Razones comunes por las que tienes hambre todo el tiempo

1. No comes suficientes proteínas

El consumo de una cantidad suficiente de proteínas es importante para el control del apetito. La proteína tiene propiedades de reducción del hambre que pueden ayudar a consumir automáticamente menos calorías durante el día. Funciona aumentando la producción de hormonas que señalan la saciedad reduciendo los niveles de hormonas que estimulan el hambre. Debido a estos efectos, es posible que sienta hambre con frecuencia si no come suficientes proteínas.

La proteína juega un papel importante en el control del apetito al regular las hormonas del hambre. Por eso es posible que tengas hambre con frecuencia si no comes lo suficiente.
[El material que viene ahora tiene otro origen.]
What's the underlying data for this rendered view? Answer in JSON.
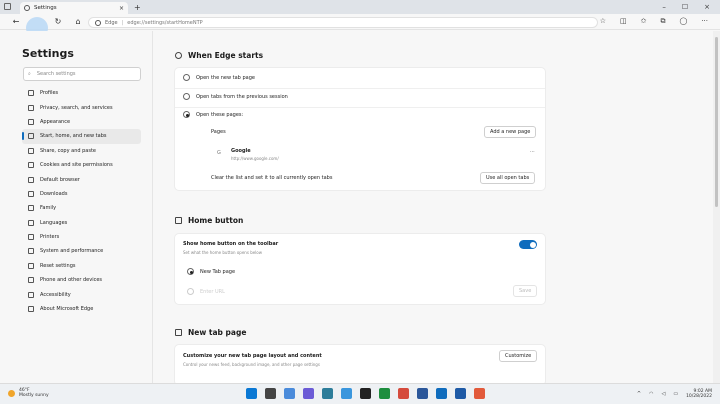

3. Demasiados carbohidratos refinados en tu dieta

Los carbohidratos refinados han sido procesados y despojados de su fibra, vitaminas y minerales. Una de las fuentes más populares de carbohidratos refinados es la harina blanca, que se encuentra en muchos alimentos a base de cereales como el pan y la pasta. Alimentos como los refrescos, los dulces y los productos de panadería, que se elaboran con azúcares procesados, también se consideran carbohidratos refinados.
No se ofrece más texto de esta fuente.